Being a card-carrying socialist was always a problem in the US. So
when my passion for equality reached its peak in 1978, I dropped out of
university and set off for one of the few truly communist communities
that would accept me: a kibbutz in Israel.
I'd read a lot about kibbutz and was fired up about it. "To each
according to his need, from each according to his ability." True social
and economic equality. And communal showers too, which was an added
benefit when I was 20.
I arrived at the kibbutz, filled with the arrogance of youth and the
ideals of the naive, ready to reclaim the desert and, through industry
and resolve, build a brave new future. Oy vey.

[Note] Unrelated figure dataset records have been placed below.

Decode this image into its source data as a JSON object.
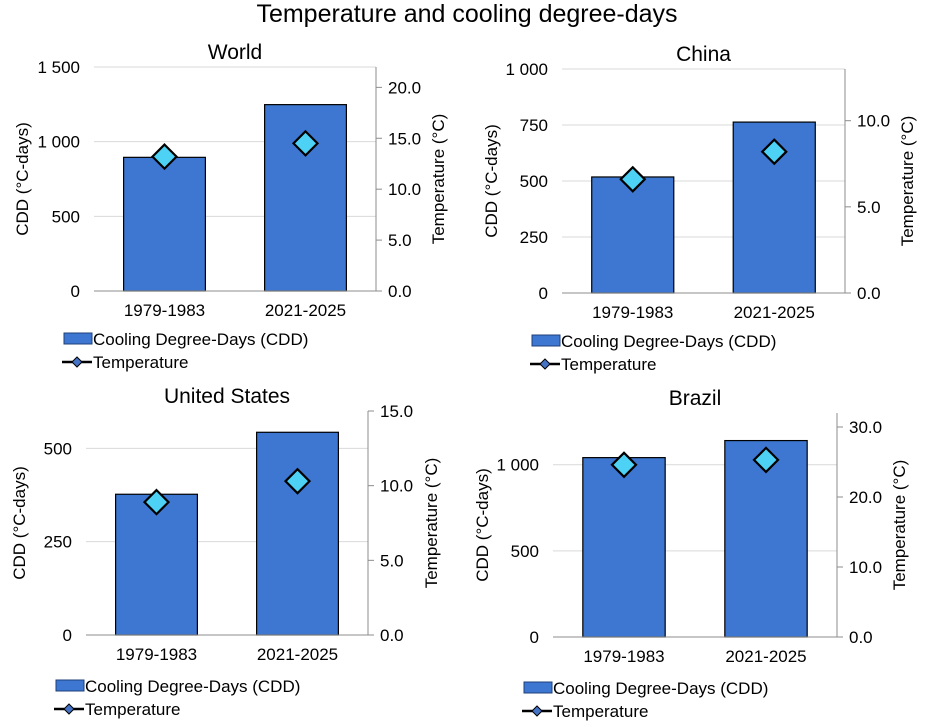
{
  "title": "Temperature and cooling degree-days",
  "colors": {
    "bar": "#3E77D1",
    "bar_stroke": "#000000",
    "marker": "#4DD2F5",
    "marker_stroke": "#000000",
    "legend_marker": "#4472C4",
    "grid": "#D9D9D9",
    "axis": "#8C8C8C"
  },
  "legend": {
    "bar_label": "Cooling Degree-Days (CDD)",
    "line_label": "Temperature"
  },
  "chart_data": [
    {
      "type": "bar",
      "title": "World",
      "categories": [
        "1979-1983",
        "2021-2025"
      ],
      "series": [
        {
          "name": "Cooling Degree-Days (CDD)",
          "axis": "left",
          "kind": "bar",
          "values": [
            895,
            1248
          ]
        },
        {
          "name": "Temperature",
          "axis": "right",
          "kind": "marker",
          "values": [
            13.2,
            14.5
          ]
        }
      ],
      "ylabel": "CDD (°C-days)",
      "y2label": "Temperature (°C)",
      "ylim": [
        0,
        1500
      ],
      "yticks": [
        0,
        500,
        1000,
        1500
      ],
      "ytick_labels": [
        "0",
        "500",
        "1 000",
        "1 500"
      ],
      "y2lim": [
        0,
        22
      ],
      "y2ticks": [
        0,
        5,
        10,
        15,
        20
      ],
      "y2tick_labels": [
        "0.0",
        "5.0",
        "10.0",
        "15.0",
        "20.0"
      ],
      "grid": true,
      "legend": "bottom-left"
    },
    {
      "type": "bar",
      "title": "China",
      "categories": [
        "1979-1983",
        "2021-2025"
      ],
      "series": [
        {
          "name": "Cooling Degree-Days (CDD)",
          "axis": "left",
          "kind": "bar",
          "values": [
            518,
            763
          ]
        },
        {
          "name": "Temperature",
          "axis": "right",
          "kind": "marker",
          "values": [
            6.6,
            8.2
          ]
        }
      ],
      "ylabel": "CDD (°C-days)",
      "y2label": "Temperature (°C)",
      "ylim": [
        0,
        1000
      ],
      "yticks": [
        0,
        250,
        500,
        750,
        1000
      ],
      "ytick_labels": [
        "0",
        "250",
        "500",
        "750",
        "1 000"
      ],
      "y2lim": [
        0,
        13
      ],
      "y2ticks": [
        0,
        5,
        10
      ],
      "y2tick_labels": [
        "0.0",
        "5.0",
        "10.0"
      ],
      "grid": true,
      "legend": "bottom-left"
    },
    {
      "type": "bar",
      "title": "United States",
      "categories": [
        "1979-1983",
        "2021-2025"
      ],
      "series": [
        {
          "name": "Cooling Degree-Days (CDD)",
          "axis": "left",
          "kind": "bar",
          "values": [
            377,
            543
          ]
        },
        {
          "name": "Temperature",
          "axis": "right",
          "kind": "marker",
          "values": [
            8.9,
            10.3
          ]
        }
      ],
      "ylabel": "CDD (°C-days)",
      "y2label": "Temperature (°C)",
      "ylim": [
        0,
        600
      ],
      "yticks": [
        0,
        250,
        500
      ],
      "ytick_labels": [
        "0",
        "250",
        "500"
      ],
      "y2lim": [
        0,
        15
      ],
      "y2ticks": [
        0,
        5,
        10,
        15
      ],
      "y2tick_labels": [
        "0.0",
        "5.0",
        "10.0",
        "15.0"
      ],
      "grid": true,
      "legend": "bottom-left"
    },
    {
      "type": "bar",
      "title": "Brazil",
      "categories": [
        "1979-1983",
        "2021-2025"
      ],
      "series": [
        {
          "name": "Cooling Degree-Days (CDD)",
          "axis": "left",
          "kind": "bar",
          "values": [
            1041,
            1140
          ]
        },
        {
          "name": "Temperature",
          "axis": "right",
          "kind": "marker",
          "values": [
            24.6,
            25.3
          ]
        }
      ],
      "ylabel": "CDD (°C-days)",
      "y2label": "Temperature (°C)",
      "ylim": [
        0,
        1300
      ],
      "yticks": [
        0,
        500,
        1000
      ],
      "ytick_labels": [
        "0",
        "500",
        "1 000"
      ],
      "y2lim": [
        0,
        32
      ],
      "y2ticks": [
        0,
        10,
        20,
        30
      ],
      "y2tick_labels": [
        "0.0",
        "10.0",
        "20.0",
        "30.0"
      ],
      "grid": true,
      "legend": "bottom-left"
    }
  ]
}
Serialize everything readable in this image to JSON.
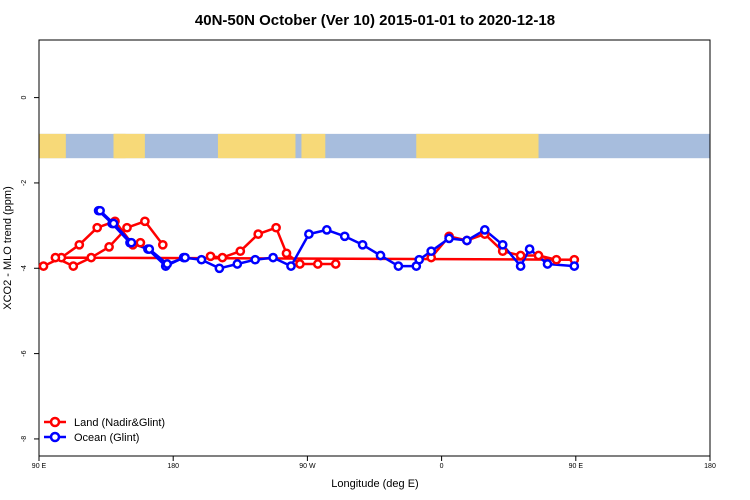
{
  "chart_data": {
    "type": "line",
    "title": "40N-50N October (Ver 10)   2015-01-01 to 2020-12-18",
    "xlabel": "Longitude (deg E)",
    "ylabel": "XCO2 - MLO trend (ppm)",
    "x_ticks": [
      "90 E",
      "180",
      "90 W",
      "0",
      "90 E",
      "180"
    ],
    "y_ticks": [
      "0",
      "-2",
      "-4",
      "-6",
      "-8"
    ],
    "ylim": [
      -8.4,
      1.35
    ],
    "grid": false,
    "legend_position": "bottom-left",
    "land_ocean_strip": {
      "y_top": -0.85,
      "y_bottom": -1.42,
      "land_color": "#f7d978",
      "ocean_color": "#a7bddd"
    },
    "series": [
      {
        "name": "Land (Nadir&Glint)",
        "color": "#ff0000",
        "segments": [
          {
            "x": [
              93,
              105,
              117,
              129,
              141,
              153,
              158
            ],
            "y": [
              -3.95,
              -3.75,
              -3.45,
              -3.05,
              -2.9,
              -3.45,
              -3.4
            ]
          },
          {
            "x": [
              205,
              213,
              225,
              237,
              249,
              256,
              265,
              277,
              289
            ],
            "y": [
              -3.72,
              -3.75,
              -3.6,
              -3.2,
              -3.05,
              -3.65,
              -3.9,
              -3.9,
              -3.9
            ]
          },
          {
            "x": [
              -7,
              5,
              17,
              29,
              41,
              53,
              65,
              77,
              89,
              101,
              113,
              125,
              137,
              149,
              161,
              173
            ],
            "y": [
              -3.75,
              -3.25,
              -3.35,
              -3.2,
              -3.6,
              -3.7,
              -3.7,
              -3.8,
              -3.8,
              -3.75,
              -3.95,
              -3.75,
              -3.5,
              -3.05,
              -2.9,
              -3.45
            ]
          }
        ]
      },
      {
        "name": "Ocean (Glint)",
        "color": "#0000ff",
        "segments": [
          {
            "x": [
              130,
              139,
              151,
              163,
              175,
              187,
              199,
              211,
              223,
              235,
              247,
              259,
              271,
              283,
              295,
              307,
              319,
              331,
              343
            ],
            "y": [
              -2.65,
              -2.95,
              -3.4,
              -3.55,
              -3.95,
              -3.75,
              -3.8,
              -4.0,
              -3.9,
              -3.8,
              -3.75,
              -3.95,
              -3.2,
              -3.1,
              -3.25,
              -3.45,
              -3.7,
              -3.95,
              -3.95
            ]
          },
          {
            "x": [
              -15,
              -7,
              5,
              17,
              29,
              41,
              53,
              59,
              71,
              89
            ],
            "y": [
              -3.8,
              -3.6,
              -3.3,
              -3.35,
              -3.1,
              -3.45,
              -3.95,
              -3.55,
              -3.9,
              -3.95
            ]
          },
          {
            "x": [
              131,
              140,
              152,
              164,
              176,
              188
            ],
            "y": [
              -2.65,
              -2.95,
              -3.4,
              -3.55,
              -3.9,
              -3.75
            ]
          }
        ]
      }
    ]
  }
}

Let's leave aside the politics and the religion. And the food - oh, boy,
let's really leave that aside. Let's concentrate on the hard labour.
The kibbutz I worked on had cotton fields, where the workers drove big
tractors. It had fish ponds, where gleaming fish leapt in the cold
water. And it also had turkey coops.
Yes, the turkey coops - 100-metre long sheds filled with thousands and
thousands of God's dumbest animals. Big, white, dirty birds in closed
huts that, after they had been in there a few weeks, had an atmosphere
that contained one part oxygen for every 30 parts ammonia and 300 parts
turkey shit.
And this wasn't just any turkey coop. Our particular farm didn't raise
turkeys just for slaughter. Our coops - at least the ones I worked in -
were filled with hens. Across the way was another coop filled with male
turkeys. You can see it coming, can't you?
Turkeys used in farm production today are bred for their breast
meat.
They aren't much good anymore at doing normal things, like flying, or
running, or ... copulating.
Which means that to get fertilised eggs, you can't just let the males -
the cocks, so to speak - run amok among the hens. If they did manage to
waddle fast enough to catch one, they'd leap on her back and, given
their weight, break it. Quite simply, farm turkeys can't, well, make
love.
Yes, it's coming. Do you really want to read on?
Our farm produced fertilised eggs. To do this, we had to collect sperm
from the cocks and then artificially inseminate the hens. Thousands of
them - 8,000 actually - per flock. Twice a week.
Yes, I admit it. My first job was that of a professional turkey f!